The Boussinesq equation on the half-line
Christophe Charlier
TL;DR
This work extends the inverse scattering framework to the half-line for the Boussinesq equation via a $3 \times 3$ Lax pair, formulating a Riemann-Hilbert problem on a contour with 18 arcs, 18 segments, and 18 half-lines. The authors establish a direct problem that constructs nine spectral data functions from given initial and boundary values under solitonless and generic-k assumptions, and an inverse problem showing that the physical fields $u$ (and $v$) are recovered from the solution $M(x,t,k)$ of the RH problem.

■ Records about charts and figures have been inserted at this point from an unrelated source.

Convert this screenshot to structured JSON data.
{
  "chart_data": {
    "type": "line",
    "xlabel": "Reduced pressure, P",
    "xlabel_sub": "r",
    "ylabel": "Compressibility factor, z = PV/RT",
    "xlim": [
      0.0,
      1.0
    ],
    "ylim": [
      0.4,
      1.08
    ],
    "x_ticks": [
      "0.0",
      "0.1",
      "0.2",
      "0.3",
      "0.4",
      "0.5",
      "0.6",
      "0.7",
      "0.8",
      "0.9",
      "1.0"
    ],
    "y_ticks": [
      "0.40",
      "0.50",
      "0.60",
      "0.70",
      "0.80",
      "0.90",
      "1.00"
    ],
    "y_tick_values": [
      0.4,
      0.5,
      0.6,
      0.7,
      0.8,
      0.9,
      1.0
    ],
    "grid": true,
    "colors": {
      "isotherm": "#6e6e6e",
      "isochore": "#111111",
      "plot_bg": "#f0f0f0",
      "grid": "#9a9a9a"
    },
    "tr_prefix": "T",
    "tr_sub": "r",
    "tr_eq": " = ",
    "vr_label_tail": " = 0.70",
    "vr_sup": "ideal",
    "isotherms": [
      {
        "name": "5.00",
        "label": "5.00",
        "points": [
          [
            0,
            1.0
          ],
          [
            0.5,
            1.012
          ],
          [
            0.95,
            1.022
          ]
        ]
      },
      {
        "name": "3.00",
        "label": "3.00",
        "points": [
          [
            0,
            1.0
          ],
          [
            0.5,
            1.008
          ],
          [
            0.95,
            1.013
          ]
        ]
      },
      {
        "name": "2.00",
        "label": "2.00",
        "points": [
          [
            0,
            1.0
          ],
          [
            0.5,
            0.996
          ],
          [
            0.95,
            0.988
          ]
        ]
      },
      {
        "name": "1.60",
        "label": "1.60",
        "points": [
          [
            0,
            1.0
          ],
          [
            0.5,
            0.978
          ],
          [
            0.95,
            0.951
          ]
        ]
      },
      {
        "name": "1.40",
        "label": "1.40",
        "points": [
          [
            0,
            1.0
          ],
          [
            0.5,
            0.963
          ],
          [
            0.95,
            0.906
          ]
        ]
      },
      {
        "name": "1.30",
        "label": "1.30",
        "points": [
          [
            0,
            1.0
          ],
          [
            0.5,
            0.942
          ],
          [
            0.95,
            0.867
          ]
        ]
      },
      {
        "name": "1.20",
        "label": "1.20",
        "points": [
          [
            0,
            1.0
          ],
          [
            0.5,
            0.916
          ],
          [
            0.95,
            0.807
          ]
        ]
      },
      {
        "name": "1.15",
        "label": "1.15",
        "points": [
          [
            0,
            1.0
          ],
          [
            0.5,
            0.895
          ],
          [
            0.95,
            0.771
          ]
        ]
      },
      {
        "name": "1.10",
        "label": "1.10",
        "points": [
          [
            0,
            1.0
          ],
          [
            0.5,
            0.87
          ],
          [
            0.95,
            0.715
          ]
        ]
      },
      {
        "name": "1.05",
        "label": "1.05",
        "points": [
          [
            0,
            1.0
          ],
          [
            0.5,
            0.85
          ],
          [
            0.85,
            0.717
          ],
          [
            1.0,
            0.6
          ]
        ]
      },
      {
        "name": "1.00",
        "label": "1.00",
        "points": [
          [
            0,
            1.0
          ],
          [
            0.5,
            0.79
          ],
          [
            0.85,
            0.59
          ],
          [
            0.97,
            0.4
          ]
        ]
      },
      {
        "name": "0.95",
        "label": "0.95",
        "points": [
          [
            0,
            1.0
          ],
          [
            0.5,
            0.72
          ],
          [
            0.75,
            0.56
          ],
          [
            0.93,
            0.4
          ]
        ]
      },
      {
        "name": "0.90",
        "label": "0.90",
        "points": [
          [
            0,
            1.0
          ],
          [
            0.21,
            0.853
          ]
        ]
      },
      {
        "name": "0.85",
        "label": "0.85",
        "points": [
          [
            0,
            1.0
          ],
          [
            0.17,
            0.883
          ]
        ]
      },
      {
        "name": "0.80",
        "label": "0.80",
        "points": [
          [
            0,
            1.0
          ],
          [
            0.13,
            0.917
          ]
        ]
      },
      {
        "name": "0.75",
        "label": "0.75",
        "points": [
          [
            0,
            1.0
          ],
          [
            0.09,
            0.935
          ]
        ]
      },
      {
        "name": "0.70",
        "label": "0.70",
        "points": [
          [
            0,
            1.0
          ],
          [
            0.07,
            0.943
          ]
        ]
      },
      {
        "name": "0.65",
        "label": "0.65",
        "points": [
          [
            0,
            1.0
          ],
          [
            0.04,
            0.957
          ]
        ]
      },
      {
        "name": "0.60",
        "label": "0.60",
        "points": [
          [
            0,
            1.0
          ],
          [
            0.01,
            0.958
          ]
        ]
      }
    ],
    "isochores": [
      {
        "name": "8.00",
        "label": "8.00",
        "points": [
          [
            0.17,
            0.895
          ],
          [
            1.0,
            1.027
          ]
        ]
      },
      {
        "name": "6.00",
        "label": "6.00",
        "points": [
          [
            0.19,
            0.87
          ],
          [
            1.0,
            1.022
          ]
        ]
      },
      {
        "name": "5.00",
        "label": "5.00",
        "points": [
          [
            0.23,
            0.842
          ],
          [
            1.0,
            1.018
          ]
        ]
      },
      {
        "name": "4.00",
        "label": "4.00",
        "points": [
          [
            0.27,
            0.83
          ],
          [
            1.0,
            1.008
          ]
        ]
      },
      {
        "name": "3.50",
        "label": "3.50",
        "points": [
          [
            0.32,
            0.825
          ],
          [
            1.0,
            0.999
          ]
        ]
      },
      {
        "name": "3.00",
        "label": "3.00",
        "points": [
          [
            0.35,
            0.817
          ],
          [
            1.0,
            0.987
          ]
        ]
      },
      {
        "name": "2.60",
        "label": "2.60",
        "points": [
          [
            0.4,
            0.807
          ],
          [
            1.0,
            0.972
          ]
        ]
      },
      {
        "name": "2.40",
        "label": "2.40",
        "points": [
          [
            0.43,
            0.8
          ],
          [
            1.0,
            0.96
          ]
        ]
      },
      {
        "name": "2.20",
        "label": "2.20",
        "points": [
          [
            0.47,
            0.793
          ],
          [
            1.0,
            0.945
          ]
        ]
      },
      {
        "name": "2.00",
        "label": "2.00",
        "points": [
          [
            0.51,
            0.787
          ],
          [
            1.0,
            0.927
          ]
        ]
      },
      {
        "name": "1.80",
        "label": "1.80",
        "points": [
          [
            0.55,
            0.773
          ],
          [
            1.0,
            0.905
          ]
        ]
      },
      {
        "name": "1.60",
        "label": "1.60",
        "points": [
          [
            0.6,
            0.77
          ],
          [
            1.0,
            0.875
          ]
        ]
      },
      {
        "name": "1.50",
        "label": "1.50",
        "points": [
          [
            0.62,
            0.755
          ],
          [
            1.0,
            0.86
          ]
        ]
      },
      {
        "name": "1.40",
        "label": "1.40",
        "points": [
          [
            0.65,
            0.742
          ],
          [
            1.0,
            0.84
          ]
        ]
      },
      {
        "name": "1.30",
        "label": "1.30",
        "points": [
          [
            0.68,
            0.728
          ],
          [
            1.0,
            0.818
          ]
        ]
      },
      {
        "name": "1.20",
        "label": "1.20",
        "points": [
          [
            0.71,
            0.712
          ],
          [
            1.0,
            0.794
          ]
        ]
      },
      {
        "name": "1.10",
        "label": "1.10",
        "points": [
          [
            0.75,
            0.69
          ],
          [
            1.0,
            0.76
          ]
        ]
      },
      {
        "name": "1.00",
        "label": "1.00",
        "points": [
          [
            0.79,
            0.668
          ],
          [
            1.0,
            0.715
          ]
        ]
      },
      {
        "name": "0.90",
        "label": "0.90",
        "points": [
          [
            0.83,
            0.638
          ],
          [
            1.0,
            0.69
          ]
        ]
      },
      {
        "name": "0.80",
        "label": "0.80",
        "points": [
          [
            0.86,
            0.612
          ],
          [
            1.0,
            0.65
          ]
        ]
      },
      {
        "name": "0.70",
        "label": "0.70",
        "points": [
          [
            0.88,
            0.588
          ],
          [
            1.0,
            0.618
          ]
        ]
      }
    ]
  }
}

They further show an equivalent formulation in terms of a Zakharov-type system for $(u,v)$, and they provide detailed analyticity, symmetry, and asymptotic properties of the spectral data that underpin the RH construction. The approach yields a rigorous, reconstructive framework for the Boussinesq IBVP on the half-line, enabling theoretical analysis and potential long-time asymptotics within the Fokas method. Overall, the paper advances integrable PDE techniques for boundary value problems by delivering a concrete 3x3 RH formalism tied to the initial-boundary data via explicit spectral data relations.
Abstract
We study the initial-boundary value problem for the Boussinesq equation on the half-line. Assuming that the solution exists, we prove that it can be recovered from its initial-boundary values via the solution of a $3\times 3$ Riemann-Hilbert problem. The contour consists of $18$ arcs on the unit circle, $18$ segments and $18$ half-lines, and the associated jump matrices involve $9$ reflection coefficients.